Raad: Resistance Ready to Perform its Duty if Maritime Zone Threatened

Head of Hizbullah’s Loyalty to Resistance parliamentary bloc, MP Mohammed Raad, stressed Sunday “the Resistance’s readiness to perform its duty.”

“We’re not the side entitled to demarcate our territorial waters, the (Lebanese) State is rather the side entitled to do that, but should this maritime zone come under any threat, danger or attack from the Israeli enemy, the Resistance will be ready to perform its duty,” Raad vowed.

“We had performed this strategy and it had proven its effectiveness and the enemy was disappointed in the July War, but some have not acknowledged it until now,” he added.

Last week Raad warned Israel against developing "a single meter" of disputed waters in the eastern Mediterranean to search for offshore gas deposits.

The Lebanese government “will restore the sovereignty of our waters in their entirety," said Raad.

"The Israeli enemy cannot drill a single meter in these waters to search for gas and oil if the zone is disputed ... No company can carry out prospecting work in waters whose sovereignty is contested," he said.

Hizbullah in 2006 fought a deadly war with the Jewish state in which most of Lebanon's major infrastructure was destroyed.

Lebanon's Foreign Minister Adnan Mansour has said the maritime border as proposed by Israel posed a threat to regional security.

The proposed frontier cuts through Lebanon's economic zone, Mansour said, adding that Lebanon would "turn to the United Nations."

The feud over offshore gas fields has deepened since Israel's cabinet on July 12 approved a map of the country's proposed maritime borders with Lebanon to be submitted for a U.N. opinion.
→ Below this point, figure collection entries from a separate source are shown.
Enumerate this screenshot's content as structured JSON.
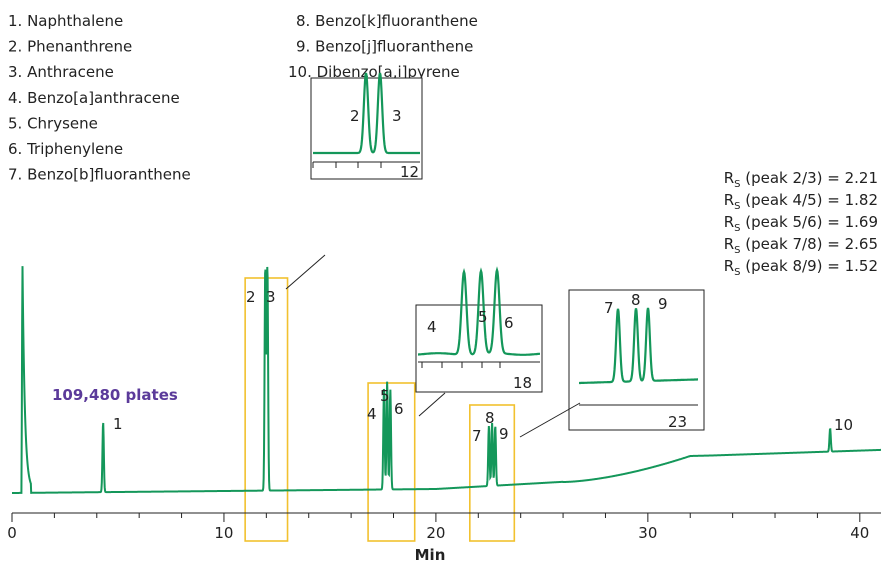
{
  "colors": {
    "trace": "#14975a",
    "highlight": "#f2c12e",
    "plates_text": "#5b3a9a",
    "axis": "#222222"
  },
  "plates_label": "109,480 plates",
  "legend_left": [
    "1.  Naphthalene",
    "2.  Phenanthrene",
    "3.  Anthracene",
    "4.  Benzo[a]anthracene",
    "5.  Chrysene",
    "6.  Triphenylene",
    "7.  Benzo[b]fluoranthene"
  ],
  "legend_right": [
    "8. Benzo[k]fluoranthene",
    "9. Benzo[j]fluoranthene",
    "10. Dibenzo[a,i]pyrene"
  ],
  "resolution": [
    {
      "pair": "peak 2/3",
      "value": "2.21"
    },
    {
      "pair": "peak 4/5",
      "value": "1.82"
    },
    {
      "pair": "peak 5/6",
      "value": "1.69"
    },
    {
      "pair": "peak 7/8",
      "value": "2.65"
    },
    {
      "pair": "peak 8/9",
      "value": "1.52"
    }
  ],
  "rs_symbol": "R",
  "rs_sub": "S",
  "peak_labels": [
    {
      "text": "1",
      "peak": "1"
    },
    {
      "text": "2",
      "peak": "2"
    },
    {
      "text": "3",
      "peak": "3"
    },
    {
      "text": "4",
      "peak": "4"
    },
    {
      "text": "5",
      "peak": "5"
    },
    {
      "text": "6",
      "peak": "6"
    },
    {
      "text": "7",
      "peak": "7"
    },
    {
      "text": "8",
      "peak": "8"
    },
    {
      "text": "9",
      "peak": "9"
    },
    {
      "text": "10",
      "peak": "10"
    }
  ],
  "insets": [
    {
      "peaks": [
        "2",
        "3"
      ],
      "tick_label": "12"
    },
    {
      "peaks": [
        "4",
        "5",
        "6"
      ],
      "tick_label": "18"
    },
    {
      "peaks": [
        "7",
        "8",
        "9"
      ],
      "tick_label": "23"
    }
  ],
  "chart_data": {
    "type": "line",
    "xlabel": "Min",
    "ylabel": "",
    "xlim": [
      0,
      41
    ],
    "x_ticks": [
      0,
      10,
      20,
      30,
      40
    ],
    "grid": false,
    "series": [
      {
        "peaks": [
          {
            "label": "1",
            "rt": 4.3
          },
          {
            "label": "2",
            "rt": 11.95
          },
          {
            "label": "3",
            "rt": 12.05
          },
          {
            "label": "4",
            "rt": 17.55
          },
          {
            "label": "5",
            "rt": 17.7
          },
          {
            "label": "6",
            "rt": 17.85
          },
          {
            "label": "7",
            "rt": 22.5
          },
          {
            "label": "8",
            "rt": 22.65
          },
          {
            "label": "9",
            "rt": 22.8
          },
          {
            "label": "10",
            "rt": 38.6
          }
        ]
      }
    ],
    "highlight_windows": [
      [
        11,
        13
      ],
      [
        16.8,
        19
      ],
      [
        21.6,
        23.7
      ]
    ]
  }
}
The proposed map lays out maritime borders that conflict significantly with those suggested by Lebanon in its own submission to the United Nations.

Energy and Water Minister Jebran Bassil has said Lebanon will not give up its maritime rights, and accused Israel of "violations of (Lebanese) waters, territory and airspace, and today our oil rights."

Israel has for months been moving to develop several large offshore natural gas fields, some which are shared with Cyprus, that it hopes could help it to become an energy exporter.

But its development plans have stirred controversy with Lebanon, which argues the gas fields lie inside its territorial waters.

Israel does not have officially demarcated maritime borders with Lebanon, and the two countries remain technically at war.